What are the risks of not using protective eye glasses?

There are three main areas of risk when it comes to eye injuries:

  1. Chemical risks - When we work with substances such as acids or are exposed to gases and vapors from various solvents and similar materials, we are exposed to chemical risks. An example of eye damage in this case could be a burn or acid burn on the eye.
  2. Mechanical risks - Mechanical risks primarily occur when we work with materials that pose a risk of chips or splinters flying into the eye. Other types of dust and particles that are barely visible also pose a form of mechanical risk. A chip or splinter can cause serious damage to the cornea and retina.
  3. Optical risks - The last risk that is easy to forget is that we expose our eyes to UV and IR radiation or some form of light glare. This can quickly lead to eye inflammation.

Chemicals both at work and in your household can cause corrosive damage to the eye (chemical risks).

Many of the products we have in our homes can cause chemical eye injuries, such as dish soap, laundry detergent, oven cleaner, vinegar, and ammonia. If we get splashed with chemicals in the eye, it can cause anything from mild irritation to severe scarring in the cornea with complete vision loss. Chemical substances can be solid, liquid, in gas form, or in the form of dust. Acids can penetrate the eye and cause serious eye damage. The most commonly occurring acids in an eye injury are sulfuric acid (found in batteries, bleach, and coolants), formic and acetic acid (found in paint, solvents, and in agriculture), and hydrochloric acid (found in the metal industry). In workplaces, there are many more types of harmful chemicals than those we have at home. It is then especially important to follow safety procedures such as wearing protective goggles and having eye wash and eye rinse solutions placed within arm's reach of the risk area.

Experienced discomfort due to debris in the eye (mechanical risks)
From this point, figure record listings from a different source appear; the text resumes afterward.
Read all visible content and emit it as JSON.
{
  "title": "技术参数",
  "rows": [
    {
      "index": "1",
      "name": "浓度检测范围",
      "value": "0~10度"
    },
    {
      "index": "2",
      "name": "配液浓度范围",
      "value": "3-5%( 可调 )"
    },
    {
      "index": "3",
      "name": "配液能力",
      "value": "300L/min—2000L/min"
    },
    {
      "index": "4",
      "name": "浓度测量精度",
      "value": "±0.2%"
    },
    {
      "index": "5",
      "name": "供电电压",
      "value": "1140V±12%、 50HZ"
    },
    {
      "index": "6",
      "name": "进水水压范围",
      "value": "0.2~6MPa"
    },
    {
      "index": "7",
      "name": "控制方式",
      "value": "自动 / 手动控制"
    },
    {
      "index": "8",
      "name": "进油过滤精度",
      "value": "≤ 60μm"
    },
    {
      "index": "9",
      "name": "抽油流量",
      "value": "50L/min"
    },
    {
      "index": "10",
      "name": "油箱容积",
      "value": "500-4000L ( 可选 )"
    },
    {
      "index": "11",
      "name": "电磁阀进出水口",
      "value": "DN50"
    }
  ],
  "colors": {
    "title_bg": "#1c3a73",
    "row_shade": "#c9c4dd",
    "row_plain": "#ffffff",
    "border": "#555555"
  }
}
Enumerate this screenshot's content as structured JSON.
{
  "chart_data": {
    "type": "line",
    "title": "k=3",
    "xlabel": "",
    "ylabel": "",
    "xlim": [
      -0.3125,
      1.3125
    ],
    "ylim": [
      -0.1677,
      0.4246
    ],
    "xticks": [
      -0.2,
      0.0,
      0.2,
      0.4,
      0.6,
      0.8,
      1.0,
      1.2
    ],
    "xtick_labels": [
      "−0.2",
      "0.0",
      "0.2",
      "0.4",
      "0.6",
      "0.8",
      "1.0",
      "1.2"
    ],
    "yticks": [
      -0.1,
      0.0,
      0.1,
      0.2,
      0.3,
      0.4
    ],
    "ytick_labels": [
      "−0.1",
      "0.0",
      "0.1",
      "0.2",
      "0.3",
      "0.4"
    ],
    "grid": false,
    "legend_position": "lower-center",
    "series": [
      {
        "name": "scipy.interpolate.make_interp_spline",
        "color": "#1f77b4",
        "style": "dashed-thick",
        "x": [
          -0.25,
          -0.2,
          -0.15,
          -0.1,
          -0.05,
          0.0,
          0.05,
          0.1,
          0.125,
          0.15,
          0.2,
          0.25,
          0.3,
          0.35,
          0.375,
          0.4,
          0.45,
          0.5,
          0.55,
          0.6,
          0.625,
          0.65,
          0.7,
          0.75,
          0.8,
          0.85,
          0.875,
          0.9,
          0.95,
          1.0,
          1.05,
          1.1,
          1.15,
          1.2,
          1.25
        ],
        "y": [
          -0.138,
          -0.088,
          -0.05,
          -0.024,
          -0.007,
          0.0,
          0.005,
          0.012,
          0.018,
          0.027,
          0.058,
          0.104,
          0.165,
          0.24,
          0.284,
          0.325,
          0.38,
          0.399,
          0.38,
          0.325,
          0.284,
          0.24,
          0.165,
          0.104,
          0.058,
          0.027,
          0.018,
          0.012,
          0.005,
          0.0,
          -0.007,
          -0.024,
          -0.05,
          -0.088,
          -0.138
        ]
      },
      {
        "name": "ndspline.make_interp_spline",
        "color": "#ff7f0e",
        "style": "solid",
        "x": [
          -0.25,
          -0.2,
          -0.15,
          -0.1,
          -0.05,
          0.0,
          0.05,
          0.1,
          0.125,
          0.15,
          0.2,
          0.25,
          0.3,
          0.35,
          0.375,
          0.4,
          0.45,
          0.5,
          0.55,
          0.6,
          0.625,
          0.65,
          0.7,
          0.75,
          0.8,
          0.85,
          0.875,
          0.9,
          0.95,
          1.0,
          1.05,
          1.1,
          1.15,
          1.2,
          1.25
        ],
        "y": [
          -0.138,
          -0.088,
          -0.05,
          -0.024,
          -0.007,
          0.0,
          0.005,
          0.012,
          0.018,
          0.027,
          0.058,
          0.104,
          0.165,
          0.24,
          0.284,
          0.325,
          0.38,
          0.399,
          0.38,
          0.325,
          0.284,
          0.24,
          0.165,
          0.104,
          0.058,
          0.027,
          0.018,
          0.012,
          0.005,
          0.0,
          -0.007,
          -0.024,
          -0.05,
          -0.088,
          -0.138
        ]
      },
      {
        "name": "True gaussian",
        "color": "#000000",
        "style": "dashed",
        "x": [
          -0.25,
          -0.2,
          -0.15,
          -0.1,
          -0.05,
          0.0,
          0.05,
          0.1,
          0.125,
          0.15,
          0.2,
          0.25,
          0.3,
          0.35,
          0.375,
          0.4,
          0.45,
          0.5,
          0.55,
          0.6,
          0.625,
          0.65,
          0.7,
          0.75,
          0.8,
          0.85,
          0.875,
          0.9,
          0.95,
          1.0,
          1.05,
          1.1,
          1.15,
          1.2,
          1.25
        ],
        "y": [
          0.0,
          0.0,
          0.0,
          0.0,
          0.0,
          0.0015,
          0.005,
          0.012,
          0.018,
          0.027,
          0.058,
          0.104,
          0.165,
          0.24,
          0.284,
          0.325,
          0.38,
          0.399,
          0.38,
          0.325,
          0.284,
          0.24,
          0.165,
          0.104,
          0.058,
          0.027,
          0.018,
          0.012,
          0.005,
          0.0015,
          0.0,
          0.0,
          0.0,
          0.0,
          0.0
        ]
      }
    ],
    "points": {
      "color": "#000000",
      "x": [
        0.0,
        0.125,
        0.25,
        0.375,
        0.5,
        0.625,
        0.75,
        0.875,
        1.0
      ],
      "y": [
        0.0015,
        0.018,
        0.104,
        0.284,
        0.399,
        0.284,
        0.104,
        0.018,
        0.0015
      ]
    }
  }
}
We have all experienced the discomfort of getting something in our eye that creates irritation and discomfort. What do you do if a metal splinter comes flying towards your face and eyes? Natural protective mechanisms such as blinking and looking away are not enough to protect your eyes! Safety glasses are the protection you should wear throughout the workday. The most common cause of eye injuries is being hit by flying objects, closely followed by getting splashed with chemicals. Safety glasses also protect against dust and are highly resistant to impact, providing secure protection around the eyes as hazards can come from any direction. Even if you don't use work tools such as grinding and cutting machines, striking tools or cleaning tools, it doesn't mean you don't need protection. Flying objects and splashes can still come from your work colleagues if you are in the same room. When outdoors, wood, pollen, dirt, and dust can get into your eyes and cause long-term damage to your vision.

Do you squint in bright sunlight? (optical risks)

If you are exposed to intense or prolonged radiation (or changes in light) in your work, you can damage your eyes. Ultraviolet rays cause eye inflammation, and the symptoms usually appear several hours later. Very bright light, such as sunlight, can cause glare that impairs vision for a short period and is usually temporary vision impairment. Infrared radiation, which occurs in, for example, foundry work, can burn your retina, and if you are permanently exposed to infrared radiation, you risk developing cataracts. Cataracts cause, among other things, reduced visual acuity, double vision, and glare in bright light in the dark. If you work as a welder, for example, UV radiation is the most dangerous for your eyes. Laser radiation can burn holes in the retina and cause permanent eye damage. Depending on the risk areas present in the workplace, the user should wear appropriate safety glasses.